L’immagine apporta in breve tempo, e quasi di colpo, chiarimenti e nozioni che lo scritto permette solo di ricavare da una noiosa lettura.”
Non svelo la fonte ed ammetto che il paragone è improponibile ma io non voglio stabilire un parallelo quanto mostrare come, nel corso dei secoli, con maggiore o minore lucidità si siano utilizzate le immagini per educare le masse; non è un’invenzione moderna anche se la modernità l’ha trasformata in scienza.
Ho scoperto che questa basilica è considerata tempio cittadino perchè qui i poco accorti piacentini, nel 1848, proclamarono, con plebiscito, l’annessione di Piacenza al Regno di Sardegna; furono i primi e per questo la città si fregia dell’appellativo di Primogenita.
Lasciamo certe non invidiabili primogeniture per passare alla cattedrale, che ha dignità di basilica minore ed è dedicata a Santa Maria Assunta e Santa Giustina.
Bell’esempio di architettura romanica, col campanile sovrastato dal famoso angelo che, come a Parma, è chiamato angelo del duomo (mi risparmio il dialetto), fu costruita tra il 1122 e il 1233.
Importanti gli affreschi, realizzati tra il XIV e il XVI secolo, da Camillo Procaccini e da Ludovico Carracci; quelli della cupola, seicenteschi, sono opera di Pier Francesco Mazzucchelli, detto il Morazzone e di Giovanni Francesco Barbieri detto il Guercino.
Molto bello l’Altare del Crocifisso (1504), rinascimentale, con firma e data poste da Ambrogio Montevecchi, famoso soprattutto per l’attività nel Duomo di Milano.
Importante anche dal punto di vista storico simbolico è il battistero paleocristiano a vasca in marmo ”cipollino” di Eubea. Fu qui collocato intorno al 1544, proveniente dalla chiesa di S. Giovanni de Domo, distrutta in quell’anno per ordine del cardinale Marino Grimani, Legato Pontificio, per lasciare spazio alla piazza della Cattedrale.
La vasca monolitica misura cm. 296 x 157, l’altezza esterna è di cm. 98, la profondità di cm. 73 databile tra la fine del IV o degli inizi del V secolo (fonte: http://duomopiacenza.it/).
Piacevole anche l’annesso museo, immancabile, dove un cortese anziano signore mi attacca un bottoncino, gradevole. Il nome del museo, kronos, non lo trovo azzeccato per niente perché la notizia cristiana, il vangelo, ha spazzato via il kronos, ove ha fatto irruzione il kairos, il tempo della salvezza, ma non perdiamoci in disquisizioni.

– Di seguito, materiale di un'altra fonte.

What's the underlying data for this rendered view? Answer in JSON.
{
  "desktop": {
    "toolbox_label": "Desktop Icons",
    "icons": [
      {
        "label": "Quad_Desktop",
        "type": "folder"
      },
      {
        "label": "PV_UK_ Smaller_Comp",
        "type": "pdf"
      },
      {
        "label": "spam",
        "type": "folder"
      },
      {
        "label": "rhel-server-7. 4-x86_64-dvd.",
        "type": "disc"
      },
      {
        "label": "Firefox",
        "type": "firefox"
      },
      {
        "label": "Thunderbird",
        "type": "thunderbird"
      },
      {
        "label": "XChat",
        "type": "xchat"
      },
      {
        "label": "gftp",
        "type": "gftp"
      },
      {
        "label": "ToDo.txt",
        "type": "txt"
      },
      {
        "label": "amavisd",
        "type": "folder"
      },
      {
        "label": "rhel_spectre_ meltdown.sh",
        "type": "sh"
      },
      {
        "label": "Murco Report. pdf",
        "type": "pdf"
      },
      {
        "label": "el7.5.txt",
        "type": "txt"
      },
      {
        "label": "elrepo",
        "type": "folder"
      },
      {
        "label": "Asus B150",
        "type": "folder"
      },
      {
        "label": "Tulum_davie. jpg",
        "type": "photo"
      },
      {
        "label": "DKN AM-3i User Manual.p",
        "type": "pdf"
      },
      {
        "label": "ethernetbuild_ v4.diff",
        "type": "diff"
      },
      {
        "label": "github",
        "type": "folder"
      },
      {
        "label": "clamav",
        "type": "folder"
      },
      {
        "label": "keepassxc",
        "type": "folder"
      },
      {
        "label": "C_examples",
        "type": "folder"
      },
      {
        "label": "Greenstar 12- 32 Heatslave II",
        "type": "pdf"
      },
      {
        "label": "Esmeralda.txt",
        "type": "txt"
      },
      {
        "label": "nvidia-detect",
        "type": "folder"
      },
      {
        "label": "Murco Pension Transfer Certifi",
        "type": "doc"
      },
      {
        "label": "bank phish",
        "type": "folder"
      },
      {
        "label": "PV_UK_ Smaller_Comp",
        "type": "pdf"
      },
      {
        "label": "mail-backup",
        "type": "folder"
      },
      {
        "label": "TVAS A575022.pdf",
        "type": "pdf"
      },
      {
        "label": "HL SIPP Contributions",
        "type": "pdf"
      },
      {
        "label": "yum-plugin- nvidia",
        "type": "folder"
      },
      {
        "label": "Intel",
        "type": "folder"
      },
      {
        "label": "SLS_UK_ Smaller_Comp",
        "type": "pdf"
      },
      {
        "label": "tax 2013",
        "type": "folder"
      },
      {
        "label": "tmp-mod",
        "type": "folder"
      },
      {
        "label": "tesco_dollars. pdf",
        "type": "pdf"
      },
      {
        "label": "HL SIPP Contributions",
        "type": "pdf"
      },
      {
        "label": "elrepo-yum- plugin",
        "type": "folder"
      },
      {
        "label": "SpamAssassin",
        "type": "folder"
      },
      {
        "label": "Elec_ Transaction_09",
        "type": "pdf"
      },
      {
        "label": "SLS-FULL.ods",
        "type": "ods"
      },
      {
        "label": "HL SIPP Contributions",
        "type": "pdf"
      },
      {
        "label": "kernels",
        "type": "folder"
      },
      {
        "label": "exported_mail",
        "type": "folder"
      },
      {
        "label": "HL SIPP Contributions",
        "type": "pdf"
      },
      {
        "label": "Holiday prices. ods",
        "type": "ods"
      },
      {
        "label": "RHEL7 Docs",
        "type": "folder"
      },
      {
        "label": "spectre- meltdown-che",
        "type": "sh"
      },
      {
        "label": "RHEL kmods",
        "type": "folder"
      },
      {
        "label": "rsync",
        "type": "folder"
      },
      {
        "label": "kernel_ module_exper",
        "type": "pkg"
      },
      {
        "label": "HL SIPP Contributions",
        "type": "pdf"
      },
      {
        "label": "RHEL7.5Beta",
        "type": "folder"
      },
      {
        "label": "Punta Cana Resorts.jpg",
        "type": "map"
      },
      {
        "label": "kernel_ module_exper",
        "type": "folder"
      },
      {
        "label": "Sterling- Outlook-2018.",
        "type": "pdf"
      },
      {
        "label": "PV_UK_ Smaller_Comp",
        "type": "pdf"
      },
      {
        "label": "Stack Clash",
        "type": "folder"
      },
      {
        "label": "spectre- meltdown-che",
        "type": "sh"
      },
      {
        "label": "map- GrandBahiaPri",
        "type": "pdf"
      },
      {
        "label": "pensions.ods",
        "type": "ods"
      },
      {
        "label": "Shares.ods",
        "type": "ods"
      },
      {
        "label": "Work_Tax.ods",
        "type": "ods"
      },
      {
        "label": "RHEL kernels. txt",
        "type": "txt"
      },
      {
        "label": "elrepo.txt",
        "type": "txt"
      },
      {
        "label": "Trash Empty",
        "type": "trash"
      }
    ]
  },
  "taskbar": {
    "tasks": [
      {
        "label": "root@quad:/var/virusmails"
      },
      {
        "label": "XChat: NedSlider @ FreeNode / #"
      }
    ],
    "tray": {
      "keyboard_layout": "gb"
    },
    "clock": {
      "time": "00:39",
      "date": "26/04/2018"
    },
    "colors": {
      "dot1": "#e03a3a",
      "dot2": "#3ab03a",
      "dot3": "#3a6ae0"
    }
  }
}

Il museo custodisce il Libro del Maestro, ovvero del canonico “Magister scholarum”, tra i canonici della Cattedrale colui che aveva compiti didattico-culturali, poi argenti e tessuti liturgici, il trittico di Serafino de’ Serafini, la Madonna dello Zitto di Giovanni Battista Tagliasacchi.
Mi sono sfuggite alcune chiese ma ci tornerò con calma e completerò.